To a certain degree, no wireline network architect can solve this. There are legal and regulatory requirements which require it to be configured in ways that are not efficient for the future. - A new legal framework - So, a whole new legal framework is needed. Though I have little hope for this, I'd like to see it founded on principles instead of technology. Build a test that if it walks like a communications device and talks like a communications device, it should be considered a common carrier, providing transport to everyone without discrimination. This would also mean instituting lifeline services, and probably requiring at least some coverage of every square inch of the country.
- New revenue models - As much as we like to gripe about it when our bills arrive in the mail, the real troublemakers are fees for use of backbones, roaming and so on. If you get rid of those fees, the mobile operators would keep more of their money, but the backbone operators would go out of business three days later.
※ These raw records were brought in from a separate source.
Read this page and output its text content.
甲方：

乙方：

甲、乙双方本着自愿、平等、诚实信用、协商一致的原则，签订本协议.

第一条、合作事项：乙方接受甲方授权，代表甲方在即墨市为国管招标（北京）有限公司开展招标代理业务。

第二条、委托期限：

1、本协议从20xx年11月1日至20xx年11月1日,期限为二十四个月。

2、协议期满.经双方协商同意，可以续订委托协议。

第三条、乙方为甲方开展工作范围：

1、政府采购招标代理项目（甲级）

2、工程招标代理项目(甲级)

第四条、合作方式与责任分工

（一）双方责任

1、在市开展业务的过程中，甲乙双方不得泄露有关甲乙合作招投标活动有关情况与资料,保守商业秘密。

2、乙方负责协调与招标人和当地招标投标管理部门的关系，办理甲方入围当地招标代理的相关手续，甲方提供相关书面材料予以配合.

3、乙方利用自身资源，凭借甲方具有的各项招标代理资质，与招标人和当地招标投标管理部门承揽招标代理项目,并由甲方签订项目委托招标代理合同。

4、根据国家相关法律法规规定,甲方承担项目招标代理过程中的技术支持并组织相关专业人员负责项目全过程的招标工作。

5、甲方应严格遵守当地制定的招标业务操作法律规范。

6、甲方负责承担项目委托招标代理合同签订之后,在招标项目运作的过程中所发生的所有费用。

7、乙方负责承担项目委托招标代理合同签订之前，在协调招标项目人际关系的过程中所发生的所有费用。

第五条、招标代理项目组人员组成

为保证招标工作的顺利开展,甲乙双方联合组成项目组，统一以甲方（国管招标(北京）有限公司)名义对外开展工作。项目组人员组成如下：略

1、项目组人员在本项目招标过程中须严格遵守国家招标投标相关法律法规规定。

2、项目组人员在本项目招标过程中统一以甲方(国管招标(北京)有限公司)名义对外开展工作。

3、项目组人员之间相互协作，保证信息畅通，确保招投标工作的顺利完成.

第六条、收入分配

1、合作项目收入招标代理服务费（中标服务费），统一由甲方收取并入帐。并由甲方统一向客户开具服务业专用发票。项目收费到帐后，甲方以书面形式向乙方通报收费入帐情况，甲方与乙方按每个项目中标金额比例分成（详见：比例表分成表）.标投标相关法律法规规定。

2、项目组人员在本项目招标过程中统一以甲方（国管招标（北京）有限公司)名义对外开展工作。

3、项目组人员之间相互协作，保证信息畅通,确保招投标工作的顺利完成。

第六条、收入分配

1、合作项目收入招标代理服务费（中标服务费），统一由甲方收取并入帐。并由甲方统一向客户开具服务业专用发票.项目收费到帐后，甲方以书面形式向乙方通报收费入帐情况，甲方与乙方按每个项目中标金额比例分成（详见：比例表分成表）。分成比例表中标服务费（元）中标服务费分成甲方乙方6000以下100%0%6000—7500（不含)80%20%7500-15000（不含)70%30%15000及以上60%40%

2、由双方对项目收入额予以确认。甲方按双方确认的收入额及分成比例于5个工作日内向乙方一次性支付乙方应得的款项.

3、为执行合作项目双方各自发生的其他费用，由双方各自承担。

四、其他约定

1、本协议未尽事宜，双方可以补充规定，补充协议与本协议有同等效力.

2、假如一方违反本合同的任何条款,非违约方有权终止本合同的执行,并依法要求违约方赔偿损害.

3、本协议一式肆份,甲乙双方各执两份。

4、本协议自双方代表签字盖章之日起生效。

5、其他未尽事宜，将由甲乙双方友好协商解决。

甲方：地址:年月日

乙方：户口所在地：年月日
A new, high-tech backbone as discussed above would not obviously reduce costs, so operators will either need to cut costs somewhere else or raise rates on end users, or both.I would not be surprised if pricing models akin to the tiers-of-service concept I discussed above.
- Slower growth - Or, it may mean a reduction in the speed of rollout of new technologies. Those multi-billion dollar network swaps cannot follow the trend of other technologies and accelerate. There is no way to recoup costs in timescales less than several years, and it takes years to roll out changes on this scale anyway. Competitive pressures aside, operators may someday have to delay network upgrades to get some profit out of their revenue.
- Consolidation and change - Or, if market pressures exceed fiscal sense, mobile operators may continue to update and swap networks at an accelerated rate, and go out of business. Of course, no competitor will let them leave millions of MRCs on the table, so there willl be further consolidation, and possible (regulatory approvals pending) more branching of other industries into owning telecoms. Companies like Dish Network have signaled that there is some opportunity in their owning general transport, so any number of organizations might be willing to invest in an over-stretched operator in the coming decades.
I am sure I have left out something crucial, or made some tragic and stupid assumption that someone will tell me about. But even without the details, the fundamental truths are there:
Mobile, as a data service and with growth big enough to impact traditional businesses, has only been around for a little more than a decade. The modern era of the always-connected data device is younger, at five years. We have no idea what the future holds, for devices, use patterns or technical solutions to these issues, but it is something very different than today.
And sometime we're going to need solutions that last not even just into the coming decades, but can be the basis of communications for the next century.